Suriye muhalefetinin güçlü yapılarından biri olan, son yıllarda ise hem Heyet Tahrir el Şam (HTŞ) ile yaşanan çatışmalar hem de ÖSO unsurlarının SMO çatısı altında yeniden yapılanmasıyla daha geri planda kalan Ahrar el Şam, uzun bir süre sonra iç çekişmelerle gündem oldu.
İddiaya göre Ahrar el Şam’ın askeri kanadının mevcut lider kadrosuna yönelik hoşnutsuzlukları saklanmayacak düzeye çıktı. Bu iç çekişmede askeri kanadın önde gelenleri eski lider Hasan Sufan ve Ebu el-Munzir iken karşılarında Cabir Ali Paşa’nın başını çektiği lider kadrosu bulunmakta.
Yerel kaynaklara göre, askeri kanadın ayaklanmasının başlangıcı Ahrar el Şam liderliğince yayınlanan, örgütün Lazkiye bölgesinden sorumlu komutanı Ebu Faris el-Dera’nın görevden alınması kararı oldu.[1] Ebu Faris ise Ebu el-Munzir’in desteğiyle bu kararı uygulamayı kabul etmedi. Askeri kanada göre, Lazkiye bölge sorumlusunun görevden alınmasında Ahrar el Şam liderliği herhangi bir sebebi gerekçe göstermedi. Askeri kanattan yapılan açıklamada, Cabir Ali Paşa ve yardımcılarının yetkilerinin kısıtlanarak Ahrar el Şam’ın “misyonunun ve cihadının” devamının garanti altına alınması talep edildi. Kaynaklara göre, örgüt içi bu ayaklanmanın müsebbibi Ahrar el Şam’ın eski lideri Hasan Sufan.
Sufan’ın mevcut lider kadrosuyla farklı pozisyonda yer alması bir yana askeri kanat içerisinde halen ciddi bir ağırlığı olduğu düşünülmektedir. Ulusal Özgürleştirme Cephesi’ndeki görevinden 2019 Mayıs’ta herhangi bir sebep göstermeden istifa eden Sufan, saha kaynaklarına göre yakın vadede İdlib’de kurulması muhtemel olan bir askeri konsey yapılanmasında önemli görevler alabilir. Bu ihtimalin gerçekleşmesi hususunda HTŞ liderliğinin de Sufan ile koordineli şekilde hareket edeceği de iddialar arasında.
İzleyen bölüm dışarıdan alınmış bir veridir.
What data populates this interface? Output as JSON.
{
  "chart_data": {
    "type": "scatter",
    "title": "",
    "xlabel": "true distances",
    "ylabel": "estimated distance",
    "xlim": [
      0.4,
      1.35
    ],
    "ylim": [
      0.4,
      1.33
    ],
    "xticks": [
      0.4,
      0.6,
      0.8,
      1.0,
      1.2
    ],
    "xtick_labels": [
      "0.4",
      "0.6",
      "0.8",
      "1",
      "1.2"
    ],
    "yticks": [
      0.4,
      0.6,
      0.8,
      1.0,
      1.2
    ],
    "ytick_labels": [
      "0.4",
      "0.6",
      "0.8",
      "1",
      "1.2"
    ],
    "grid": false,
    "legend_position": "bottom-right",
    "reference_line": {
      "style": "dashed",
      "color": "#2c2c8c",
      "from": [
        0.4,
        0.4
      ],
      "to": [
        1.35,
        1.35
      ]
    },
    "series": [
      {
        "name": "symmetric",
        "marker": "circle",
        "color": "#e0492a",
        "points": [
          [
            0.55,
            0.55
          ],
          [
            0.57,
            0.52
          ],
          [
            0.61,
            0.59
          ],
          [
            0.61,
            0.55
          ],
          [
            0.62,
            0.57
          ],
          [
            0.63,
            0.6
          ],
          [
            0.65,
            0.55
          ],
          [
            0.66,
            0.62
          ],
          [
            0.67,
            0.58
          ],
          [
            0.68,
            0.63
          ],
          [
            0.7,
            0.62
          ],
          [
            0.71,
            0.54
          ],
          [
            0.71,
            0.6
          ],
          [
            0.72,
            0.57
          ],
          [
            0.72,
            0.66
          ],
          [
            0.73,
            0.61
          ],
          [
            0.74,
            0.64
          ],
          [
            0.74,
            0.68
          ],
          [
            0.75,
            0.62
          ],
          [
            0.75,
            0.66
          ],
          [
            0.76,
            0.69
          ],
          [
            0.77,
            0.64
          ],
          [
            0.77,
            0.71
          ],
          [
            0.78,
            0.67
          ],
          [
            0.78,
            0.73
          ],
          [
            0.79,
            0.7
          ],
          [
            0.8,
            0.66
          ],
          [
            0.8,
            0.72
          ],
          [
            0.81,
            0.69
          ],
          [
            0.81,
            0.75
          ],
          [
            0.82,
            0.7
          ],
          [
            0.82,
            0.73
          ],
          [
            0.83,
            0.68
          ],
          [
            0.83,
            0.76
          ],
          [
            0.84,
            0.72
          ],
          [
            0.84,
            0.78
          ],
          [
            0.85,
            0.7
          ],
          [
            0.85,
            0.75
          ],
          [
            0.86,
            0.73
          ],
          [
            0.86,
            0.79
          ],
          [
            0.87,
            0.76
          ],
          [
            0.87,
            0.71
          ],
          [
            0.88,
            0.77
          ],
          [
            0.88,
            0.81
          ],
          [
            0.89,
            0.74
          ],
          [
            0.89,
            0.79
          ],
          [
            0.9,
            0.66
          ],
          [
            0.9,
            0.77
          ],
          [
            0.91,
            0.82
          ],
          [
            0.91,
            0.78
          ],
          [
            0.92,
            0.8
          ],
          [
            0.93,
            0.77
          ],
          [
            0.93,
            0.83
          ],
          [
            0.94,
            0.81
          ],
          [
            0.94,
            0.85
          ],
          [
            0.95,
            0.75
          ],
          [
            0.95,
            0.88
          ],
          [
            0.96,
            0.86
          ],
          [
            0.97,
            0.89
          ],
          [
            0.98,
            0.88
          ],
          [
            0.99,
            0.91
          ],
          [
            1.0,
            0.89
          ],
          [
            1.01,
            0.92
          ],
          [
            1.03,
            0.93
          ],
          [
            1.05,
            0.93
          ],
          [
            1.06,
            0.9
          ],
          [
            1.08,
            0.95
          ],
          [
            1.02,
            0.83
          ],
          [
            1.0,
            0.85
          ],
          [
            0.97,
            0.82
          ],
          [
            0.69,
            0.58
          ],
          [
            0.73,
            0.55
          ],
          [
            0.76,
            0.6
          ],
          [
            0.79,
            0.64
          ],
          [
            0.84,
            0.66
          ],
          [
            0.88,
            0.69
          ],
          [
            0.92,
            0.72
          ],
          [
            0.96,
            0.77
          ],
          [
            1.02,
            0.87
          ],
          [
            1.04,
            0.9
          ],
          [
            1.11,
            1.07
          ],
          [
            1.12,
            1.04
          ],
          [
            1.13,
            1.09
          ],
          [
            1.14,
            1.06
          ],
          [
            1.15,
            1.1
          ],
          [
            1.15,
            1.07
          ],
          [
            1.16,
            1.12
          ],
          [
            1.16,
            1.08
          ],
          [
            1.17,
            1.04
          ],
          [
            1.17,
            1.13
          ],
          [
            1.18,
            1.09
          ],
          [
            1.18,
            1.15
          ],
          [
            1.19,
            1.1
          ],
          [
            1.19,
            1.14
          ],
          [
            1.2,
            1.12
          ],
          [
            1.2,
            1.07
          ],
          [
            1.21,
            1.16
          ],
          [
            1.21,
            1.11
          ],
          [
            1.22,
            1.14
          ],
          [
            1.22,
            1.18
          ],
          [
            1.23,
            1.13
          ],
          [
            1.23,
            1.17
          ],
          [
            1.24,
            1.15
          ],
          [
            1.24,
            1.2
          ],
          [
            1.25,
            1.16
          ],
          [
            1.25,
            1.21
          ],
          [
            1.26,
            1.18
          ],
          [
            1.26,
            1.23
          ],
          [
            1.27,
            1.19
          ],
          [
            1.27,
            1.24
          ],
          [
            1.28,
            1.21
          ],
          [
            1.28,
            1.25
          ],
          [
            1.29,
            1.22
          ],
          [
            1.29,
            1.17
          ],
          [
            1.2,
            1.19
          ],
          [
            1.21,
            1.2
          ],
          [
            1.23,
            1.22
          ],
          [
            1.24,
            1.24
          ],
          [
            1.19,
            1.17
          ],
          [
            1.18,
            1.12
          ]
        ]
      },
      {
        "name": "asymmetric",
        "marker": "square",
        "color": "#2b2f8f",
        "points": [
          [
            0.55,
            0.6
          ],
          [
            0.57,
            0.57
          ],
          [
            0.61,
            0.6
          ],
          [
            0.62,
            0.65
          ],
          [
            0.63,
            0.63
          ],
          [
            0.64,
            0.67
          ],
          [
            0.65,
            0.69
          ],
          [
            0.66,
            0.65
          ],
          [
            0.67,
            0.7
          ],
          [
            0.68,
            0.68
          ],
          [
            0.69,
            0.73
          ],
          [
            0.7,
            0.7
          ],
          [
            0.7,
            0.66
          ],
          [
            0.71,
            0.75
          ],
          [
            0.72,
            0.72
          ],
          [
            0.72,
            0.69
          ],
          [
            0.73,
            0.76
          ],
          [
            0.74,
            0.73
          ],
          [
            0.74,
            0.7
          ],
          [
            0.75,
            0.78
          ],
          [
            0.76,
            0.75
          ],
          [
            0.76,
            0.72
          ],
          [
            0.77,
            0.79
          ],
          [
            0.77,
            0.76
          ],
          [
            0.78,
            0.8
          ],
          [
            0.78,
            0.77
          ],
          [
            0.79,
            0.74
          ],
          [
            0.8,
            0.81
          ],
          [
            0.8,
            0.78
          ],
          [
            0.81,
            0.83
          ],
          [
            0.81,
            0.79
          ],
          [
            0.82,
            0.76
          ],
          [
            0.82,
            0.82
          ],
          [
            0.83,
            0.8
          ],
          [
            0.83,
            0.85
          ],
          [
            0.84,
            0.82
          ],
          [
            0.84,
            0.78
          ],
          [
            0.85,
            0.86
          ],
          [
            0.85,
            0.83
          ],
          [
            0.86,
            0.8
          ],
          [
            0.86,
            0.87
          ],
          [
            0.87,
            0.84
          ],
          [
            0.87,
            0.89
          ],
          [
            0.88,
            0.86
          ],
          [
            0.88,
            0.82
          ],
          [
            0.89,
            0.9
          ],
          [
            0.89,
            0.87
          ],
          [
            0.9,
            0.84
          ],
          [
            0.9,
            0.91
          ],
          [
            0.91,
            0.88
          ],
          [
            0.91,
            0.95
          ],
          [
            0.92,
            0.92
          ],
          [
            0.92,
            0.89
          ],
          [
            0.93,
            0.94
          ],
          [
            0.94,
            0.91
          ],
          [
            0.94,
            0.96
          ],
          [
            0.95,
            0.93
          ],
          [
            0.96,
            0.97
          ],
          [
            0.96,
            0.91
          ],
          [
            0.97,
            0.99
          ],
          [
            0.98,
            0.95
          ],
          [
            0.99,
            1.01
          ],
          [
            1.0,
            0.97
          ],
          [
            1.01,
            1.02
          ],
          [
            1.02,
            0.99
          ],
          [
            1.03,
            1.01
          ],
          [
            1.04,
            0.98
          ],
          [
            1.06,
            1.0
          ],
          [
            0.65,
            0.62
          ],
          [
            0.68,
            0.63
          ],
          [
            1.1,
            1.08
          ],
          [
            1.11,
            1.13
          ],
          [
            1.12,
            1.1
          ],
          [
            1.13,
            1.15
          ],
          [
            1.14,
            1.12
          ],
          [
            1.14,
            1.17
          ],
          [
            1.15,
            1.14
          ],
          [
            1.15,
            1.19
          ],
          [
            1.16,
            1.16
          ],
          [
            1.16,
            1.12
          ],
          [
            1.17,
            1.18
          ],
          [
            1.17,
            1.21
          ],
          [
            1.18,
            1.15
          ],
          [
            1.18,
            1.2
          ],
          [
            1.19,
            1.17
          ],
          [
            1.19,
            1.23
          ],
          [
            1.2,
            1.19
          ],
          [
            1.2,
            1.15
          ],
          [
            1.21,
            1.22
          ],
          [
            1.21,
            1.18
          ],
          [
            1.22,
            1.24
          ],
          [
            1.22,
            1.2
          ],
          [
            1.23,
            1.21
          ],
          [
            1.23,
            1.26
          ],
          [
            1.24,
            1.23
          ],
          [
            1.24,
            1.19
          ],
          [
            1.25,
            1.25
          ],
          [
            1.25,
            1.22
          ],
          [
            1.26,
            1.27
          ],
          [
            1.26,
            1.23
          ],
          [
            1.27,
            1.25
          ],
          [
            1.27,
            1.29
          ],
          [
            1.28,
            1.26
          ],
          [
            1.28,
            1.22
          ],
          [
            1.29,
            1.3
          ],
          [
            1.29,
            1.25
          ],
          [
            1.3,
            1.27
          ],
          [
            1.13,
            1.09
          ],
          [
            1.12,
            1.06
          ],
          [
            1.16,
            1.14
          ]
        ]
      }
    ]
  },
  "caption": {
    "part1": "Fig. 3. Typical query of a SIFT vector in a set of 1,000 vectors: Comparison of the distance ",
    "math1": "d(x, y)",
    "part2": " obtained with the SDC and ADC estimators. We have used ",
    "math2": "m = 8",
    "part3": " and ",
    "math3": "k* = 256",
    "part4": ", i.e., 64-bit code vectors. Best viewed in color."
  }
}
Hasan Sufan ise hakkındaki “örgüt içi darbe” iddialarını uzun bir açıklama ile yalanlasa da Ahrar el Şam lider kadrosunu “düşüncesizce hamleleri” ile olası bir ortak askeri konsey ihtimaline zarar verdiklerini bu yüzden “radikal önlemlerin” alınmasının zorunluluk olduğu dile getirdi.[2]
Bu süreçte HTŞ’ye bağlı gruplarla da işbirliği yapıldığına dair iddialar mevcuttur. İddiaları destekleyecek eylemler de HTŞ tarafından geldi. HTŞ’ye bağlı unsurlar Lazkiye bölgesinde konumlanan Ulusal Özgürleştirme Cephesi’nin komando birliğinin karargahını basarak komutanını gözaltına aldı. Bu hareketin tetikleyicisi eylemin Lazkiye kırsalında Ulusal Özgürleştirme Cephesi’nin ani şekilde yeni kontrol noktaları kurması olduğu iddia edilmektedir. Söz konusu komando birliğinin Rus destekli son rejim saldırısında Esed güçlerine karşı koyduğu direnç göz önüne alındığında, bu hamle Lazkiye kırsalında zaafiyete yol açabilir.
Muhalefete yön veren başat bir aktörden askeri ve siyasi kapasitesi darbe yemiş ve küçülmüş bir gruba evrilen Ahrar el Şam’da klikleri içerisindeki usul ve fikir ayrılıkları bir süredir bilinmekteydi. HTŞ ile yakın duranlar ile Ulusal Özgürleştirme Cephesi paydaşlarına yakın olanların arasındaki farklılıkların büyüyerek bir iç çekişmeye yol açması çok şaşırtıcı değil. Bununla birlikte zamanlaması itibariyle İdlib’de beklenen yeni bir Rus destekli rejim saldırısı öncesi olması, sahadaki askeri ittifakların olası büyük çatışma öncesi yeniden inşası çabalarını işaret etmekte. Şimdiye kadar iç çekişmelere harcanan enerji sebebiyle yaşanan askeri kayıplar göz önüne alındığında olası bir rejim harekatı öncesi bu çekişmenin sona erdirilmesi muhalifler açısından önem teşkil etmekte. Yoksa Lazkiye’de yaşanabilecek bir güvenlik zaafiyeti tüm İdlib cephesini etkileyebilir.